Sunday, February 6, 2011

LRO Could Have Given Apollo 14 Crew Another Majestic View

0 comments
LRO Could Have Given Apollo 14 Crew
Although the Apollo 14 mission to the moon was filled with incredible sights and was completely successful -- it met all its science goals -- the crew experienced a bit of a disappointment at missing the spectacular view from the rim of a 1,000-foot-wide crater. They might have gazed into its depths if they had the high-resolution maps now available from NASA's Lunar Reconnaissance Orbiter (LRO) spacecraft.

Pressure was on the Apollo 14 mission, launched January 31, 1971, from the start. The Apollo 13 landing had to be aborted because an oxygen tank explosion crippled the spacecraft as it was on its way to the moon. It was a heroic effort just to return the crew safely to Earth, but the Apollo 14 team knew a second failure would probably result in cancellation of the remaining Apollo missions.

Although nothing as catastrophic as an explosion threatened their mission, the Apollo 14 crew had to improvise their way out of some tense situations. On the way to the moon, the crew had to dock their spacecraft, the Command and Service Module "Kitty Hawk," to the spacecraft that would land on the moon, the Lunar Module "Antares." However, latches that would lock the two spaceships together refused to engage. Kitty Hawk pilot Stuart Roosa tried the docking maneuver six times over more than an hour and a half before the latches activated, linking the spacecraft so that mission commander Alan Shepard and Antares pilot Edgar Mitchell could transfer to the Antares lander. On the way down in Antares, the crew had to overcome computer and radar glitches in the system that was supposed to guide their landing. Even with the balky guidance system, they were able to pilot Antares to within 87 feet from the targeted landing point, at the time the most precise landing for the Apollo missions.
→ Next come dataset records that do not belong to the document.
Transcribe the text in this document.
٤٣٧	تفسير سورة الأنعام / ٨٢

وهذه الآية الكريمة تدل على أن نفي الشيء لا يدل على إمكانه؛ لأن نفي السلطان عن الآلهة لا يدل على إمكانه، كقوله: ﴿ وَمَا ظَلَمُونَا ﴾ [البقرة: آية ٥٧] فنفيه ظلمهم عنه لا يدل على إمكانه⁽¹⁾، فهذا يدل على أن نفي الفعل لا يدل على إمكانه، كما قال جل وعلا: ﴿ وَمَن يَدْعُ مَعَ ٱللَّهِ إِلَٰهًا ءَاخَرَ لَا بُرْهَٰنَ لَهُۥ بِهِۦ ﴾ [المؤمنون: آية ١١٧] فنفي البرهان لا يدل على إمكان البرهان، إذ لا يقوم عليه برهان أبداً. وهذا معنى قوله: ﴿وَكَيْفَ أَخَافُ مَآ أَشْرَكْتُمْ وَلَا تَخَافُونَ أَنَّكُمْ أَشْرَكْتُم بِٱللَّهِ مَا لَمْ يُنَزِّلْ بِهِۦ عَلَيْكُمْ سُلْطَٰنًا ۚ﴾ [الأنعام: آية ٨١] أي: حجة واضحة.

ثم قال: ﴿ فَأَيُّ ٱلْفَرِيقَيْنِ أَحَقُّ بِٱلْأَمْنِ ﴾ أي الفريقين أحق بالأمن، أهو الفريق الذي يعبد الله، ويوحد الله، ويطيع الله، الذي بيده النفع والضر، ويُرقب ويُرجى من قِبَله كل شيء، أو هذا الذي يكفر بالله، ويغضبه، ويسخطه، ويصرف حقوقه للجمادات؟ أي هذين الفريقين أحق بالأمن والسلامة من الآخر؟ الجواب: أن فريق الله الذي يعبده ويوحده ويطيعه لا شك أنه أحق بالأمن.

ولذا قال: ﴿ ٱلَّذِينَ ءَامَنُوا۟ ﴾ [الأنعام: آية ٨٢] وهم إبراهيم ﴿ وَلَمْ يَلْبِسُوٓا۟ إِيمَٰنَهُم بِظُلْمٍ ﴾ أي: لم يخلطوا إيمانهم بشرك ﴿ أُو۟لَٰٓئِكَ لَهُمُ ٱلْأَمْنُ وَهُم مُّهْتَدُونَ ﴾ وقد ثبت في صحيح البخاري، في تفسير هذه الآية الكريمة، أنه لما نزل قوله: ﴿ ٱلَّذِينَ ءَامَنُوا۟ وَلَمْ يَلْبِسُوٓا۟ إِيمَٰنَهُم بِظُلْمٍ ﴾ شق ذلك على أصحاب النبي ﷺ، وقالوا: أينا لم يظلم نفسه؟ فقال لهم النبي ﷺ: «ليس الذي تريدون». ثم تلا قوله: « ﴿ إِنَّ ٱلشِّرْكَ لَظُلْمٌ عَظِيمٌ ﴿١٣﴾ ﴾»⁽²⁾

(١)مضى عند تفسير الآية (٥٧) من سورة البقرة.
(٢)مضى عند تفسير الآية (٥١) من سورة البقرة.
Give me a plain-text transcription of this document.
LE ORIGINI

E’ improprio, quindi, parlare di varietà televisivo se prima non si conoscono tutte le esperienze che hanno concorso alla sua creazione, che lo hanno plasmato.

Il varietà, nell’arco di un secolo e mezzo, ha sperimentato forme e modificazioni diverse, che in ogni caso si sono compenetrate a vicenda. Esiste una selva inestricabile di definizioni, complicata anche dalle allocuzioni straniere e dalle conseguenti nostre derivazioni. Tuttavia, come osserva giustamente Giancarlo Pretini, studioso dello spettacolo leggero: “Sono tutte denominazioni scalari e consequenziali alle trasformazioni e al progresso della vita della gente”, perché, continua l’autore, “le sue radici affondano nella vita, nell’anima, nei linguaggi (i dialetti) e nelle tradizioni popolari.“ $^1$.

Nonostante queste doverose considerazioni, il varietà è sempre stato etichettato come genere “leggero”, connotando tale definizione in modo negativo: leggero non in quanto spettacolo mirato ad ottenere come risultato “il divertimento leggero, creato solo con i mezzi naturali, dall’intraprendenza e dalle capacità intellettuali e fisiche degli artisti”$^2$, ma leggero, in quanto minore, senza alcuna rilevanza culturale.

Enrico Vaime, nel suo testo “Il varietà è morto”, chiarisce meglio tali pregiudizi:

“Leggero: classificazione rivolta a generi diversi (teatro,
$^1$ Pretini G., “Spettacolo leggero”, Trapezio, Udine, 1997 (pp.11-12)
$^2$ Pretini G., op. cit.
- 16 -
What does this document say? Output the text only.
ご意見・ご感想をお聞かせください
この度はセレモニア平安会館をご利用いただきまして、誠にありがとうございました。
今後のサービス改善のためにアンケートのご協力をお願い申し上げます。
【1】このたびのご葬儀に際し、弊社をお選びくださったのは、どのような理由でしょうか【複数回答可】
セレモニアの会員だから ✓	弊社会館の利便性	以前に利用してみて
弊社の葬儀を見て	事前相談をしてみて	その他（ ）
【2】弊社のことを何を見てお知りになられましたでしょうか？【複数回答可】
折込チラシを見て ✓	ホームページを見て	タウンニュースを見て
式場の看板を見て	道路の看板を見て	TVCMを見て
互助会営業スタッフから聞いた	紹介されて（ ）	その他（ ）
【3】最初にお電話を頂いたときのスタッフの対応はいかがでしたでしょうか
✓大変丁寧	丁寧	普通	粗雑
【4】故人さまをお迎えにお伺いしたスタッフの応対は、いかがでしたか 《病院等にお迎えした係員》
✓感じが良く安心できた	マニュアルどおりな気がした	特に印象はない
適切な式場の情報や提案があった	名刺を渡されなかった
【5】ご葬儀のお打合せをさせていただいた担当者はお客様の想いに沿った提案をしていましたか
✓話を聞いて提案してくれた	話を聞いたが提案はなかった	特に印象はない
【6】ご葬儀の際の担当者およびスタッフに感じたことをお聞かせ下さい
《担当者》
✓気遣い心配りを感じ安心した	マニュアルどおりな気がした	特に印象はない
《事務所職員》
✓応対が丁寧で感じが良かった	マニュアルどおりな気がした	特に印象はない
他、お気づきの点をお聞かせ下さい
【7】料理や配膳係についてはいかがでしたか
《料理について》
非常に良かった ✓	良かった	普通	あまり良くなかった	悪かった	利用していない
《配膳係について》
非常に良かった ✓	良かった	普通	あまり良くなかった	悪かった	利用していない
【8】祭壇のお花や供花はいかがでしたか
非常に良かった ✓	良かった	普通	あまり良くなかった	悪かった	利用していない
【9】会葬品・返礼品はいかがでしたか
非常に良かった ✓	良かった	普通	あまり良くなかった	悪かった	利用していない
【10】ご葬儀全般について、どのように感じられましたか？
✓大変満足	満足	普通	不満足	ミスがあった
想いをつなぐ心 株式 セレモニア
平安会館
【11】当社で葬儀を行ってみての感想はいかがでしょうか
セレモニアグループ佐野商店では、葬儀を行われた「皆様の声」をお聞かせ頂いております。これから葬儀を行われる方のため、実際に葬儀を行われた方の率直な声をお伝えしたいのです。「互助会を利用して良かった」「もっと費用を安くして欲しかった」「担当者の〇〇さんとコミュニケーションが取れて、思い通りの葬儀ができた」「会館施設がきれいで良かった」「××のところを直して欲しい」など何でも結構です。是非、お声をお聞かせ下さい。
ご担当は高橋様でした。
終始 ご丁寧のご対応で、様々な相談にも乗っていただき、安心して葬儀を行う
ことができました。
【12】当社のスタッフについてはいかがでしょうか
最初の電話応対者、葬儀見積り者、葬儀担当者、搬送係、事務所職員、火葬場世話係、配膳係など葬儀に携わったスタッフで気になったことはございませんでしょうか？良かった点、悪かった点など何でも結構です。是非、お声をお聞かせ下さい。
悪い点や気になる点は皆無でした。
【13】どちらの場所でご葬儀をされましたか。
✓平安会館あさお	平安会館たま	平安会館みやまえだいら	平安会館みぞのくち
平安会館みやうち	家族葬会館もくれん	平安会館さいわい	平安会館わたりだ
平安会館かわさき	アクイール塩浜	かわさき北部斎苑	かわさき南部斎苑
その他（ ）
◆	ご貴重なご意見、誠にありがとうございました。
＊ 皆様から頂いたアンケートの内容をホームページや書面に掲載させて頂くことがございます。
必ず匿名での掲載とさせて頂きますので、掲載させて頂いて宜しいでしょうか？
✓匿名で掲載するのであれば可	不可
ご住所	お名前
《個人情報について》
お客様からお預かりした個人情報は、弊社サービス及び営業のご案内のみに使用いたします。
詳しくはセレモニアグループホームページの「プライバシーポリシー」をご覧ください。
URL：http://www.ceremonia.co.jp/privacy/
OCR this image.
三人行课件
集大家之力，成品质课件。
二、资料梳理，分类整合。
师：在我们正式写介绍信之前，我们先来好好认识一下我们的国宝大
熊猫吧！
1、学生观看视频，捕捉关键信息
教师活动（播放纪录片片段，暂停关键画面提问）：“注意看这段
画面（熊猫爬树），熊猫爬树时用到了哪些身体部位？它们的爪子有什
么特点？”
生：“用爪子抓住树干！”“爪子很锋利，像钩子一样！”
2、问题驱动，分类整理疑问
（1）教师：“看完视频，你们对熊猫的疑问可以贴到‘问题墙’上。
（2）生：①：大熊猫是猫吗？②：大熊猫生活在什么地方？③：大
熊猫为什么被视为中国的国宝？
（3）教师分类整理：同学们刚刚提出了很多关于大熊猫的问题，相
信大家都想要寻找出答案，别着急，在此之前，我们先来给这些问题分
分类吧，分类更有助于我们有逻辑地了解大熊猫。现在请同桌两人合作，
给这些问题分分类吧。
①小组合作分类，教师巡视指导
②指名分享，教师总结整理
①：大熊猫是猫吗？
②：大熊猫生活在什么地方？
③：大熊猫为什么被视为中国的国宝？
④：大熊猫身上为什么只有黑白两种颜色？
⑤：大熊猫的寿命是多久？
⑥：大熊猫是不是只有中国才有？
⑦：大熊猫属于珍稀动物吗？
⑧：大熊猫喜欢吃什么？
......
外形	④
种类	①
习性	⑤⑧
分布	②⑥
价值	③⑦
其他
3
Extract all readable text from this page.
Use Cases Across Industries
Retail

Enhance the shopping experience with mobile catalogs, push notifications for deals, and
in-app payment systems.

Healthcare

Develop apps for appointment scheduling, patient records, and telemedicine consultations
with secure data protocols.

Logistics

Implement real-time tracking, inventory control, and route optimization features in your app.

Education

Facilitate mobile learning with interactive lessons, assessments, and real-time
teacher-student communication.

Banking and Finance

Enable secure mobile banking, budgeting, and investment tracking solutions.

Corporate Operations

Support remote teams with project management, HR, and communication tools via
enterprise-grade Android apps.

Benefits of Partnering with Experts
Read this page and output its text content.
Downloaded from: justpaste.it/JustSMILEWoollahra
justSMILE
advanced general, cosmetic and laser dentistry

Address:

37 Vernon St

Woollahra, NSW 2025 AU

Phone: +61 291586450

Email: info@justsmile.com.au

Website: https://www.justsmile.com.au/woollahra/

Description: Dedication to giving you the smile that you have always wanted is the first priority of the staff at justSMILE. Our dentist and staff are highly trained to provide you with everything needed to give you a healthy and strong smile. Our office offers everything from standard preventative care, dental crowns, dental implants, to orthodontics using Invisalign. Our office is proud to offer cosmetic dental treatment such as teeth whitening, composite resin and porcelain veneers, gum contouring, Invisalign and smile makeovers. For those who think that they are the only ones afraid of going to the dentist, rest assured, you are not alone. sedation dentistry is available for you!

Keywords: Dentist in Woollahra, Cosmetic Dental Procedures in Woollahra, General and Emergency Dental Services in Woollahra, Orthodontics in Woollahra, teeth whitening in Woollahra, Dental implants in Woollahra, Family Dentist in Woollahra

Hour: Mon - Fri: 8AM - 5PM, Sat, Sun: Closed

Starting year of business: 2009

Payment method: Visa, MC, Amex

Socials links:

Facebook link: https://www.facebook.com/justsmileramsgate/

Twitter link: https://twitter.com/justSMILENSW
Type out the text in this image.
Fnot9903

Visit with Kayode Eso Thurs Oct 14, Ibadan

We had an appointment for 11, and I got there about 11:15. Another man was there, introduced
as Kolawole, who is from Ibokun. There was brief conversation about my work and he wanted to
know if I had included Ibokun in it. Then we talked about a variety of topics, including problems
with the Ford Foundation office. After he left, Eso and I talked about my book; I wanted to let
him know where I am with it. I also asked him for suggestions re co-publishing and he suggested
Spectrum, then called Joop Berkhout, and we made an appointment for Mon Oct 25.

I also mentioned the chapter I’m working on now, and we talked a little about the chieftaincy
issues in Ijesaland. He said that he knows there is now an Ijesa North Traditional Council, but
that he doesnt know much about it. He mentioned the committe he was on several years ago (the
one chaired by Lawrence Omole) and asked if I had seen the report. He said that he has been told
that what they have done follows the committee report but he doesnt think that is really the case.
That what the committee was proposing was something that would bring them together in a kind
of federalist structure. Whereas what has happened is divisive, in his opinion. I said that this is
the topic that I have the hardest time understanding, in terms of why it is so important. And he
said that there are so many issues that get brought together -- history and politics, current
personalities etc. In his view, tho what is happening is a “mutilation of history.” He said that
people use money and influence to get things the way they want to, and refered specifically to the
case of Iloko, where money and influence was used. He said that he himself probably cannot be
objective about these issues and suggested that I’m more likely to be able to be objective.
The site, which the crew named the "Fra Mauro Base," was the area to be explored by Apollo 13, a hilly zone about 300 miles from the edge of the 750-mile-wide Mare Imbrium basin formed long ago by the impact of a giant asteroid. The hills of Fra Mauro were believed to be made of rubble blasted from the Imbrium impact, and lunar geologists wanted the crew to collect rocks from the region so they could accurately date when giant impacts like Imbrium occurred on the moon

Similar massive craters exist on Mercury and Mars, so it appears that the entire solar system experienced a chaotic period of "heavy bombardment" from enormous asteroids. Scientists were keen to date this event because it's very likely Earth was hit as well, and impacts of that scale would alter the evolution of life. However, on our world, such ancient craters have been erased by erosion from wind and water, as well as the recycling of the crust from its slow motion as a result of plate tectonics.

Shepard and Mitchell landed Feb. 5, and they performed two moonwalks, technically called "Extravehicular Activities," or EVAs, one on each day of the two days spent on the lunar surface. The first EVA went according to plan, with the deployment of the Apollo Lunar Surface Experiments Package, a suite of instruments that included a seismometer to measure moonquakes and laser reflectors to accurately measure changes in the Earth-moon distance using lasers fired from stations on Earth. During the second EVA, the crew hoped to reach the rim of Cone crater, a more recent impact crater about 1,000 feet wide a little over a mile from the Antares lander.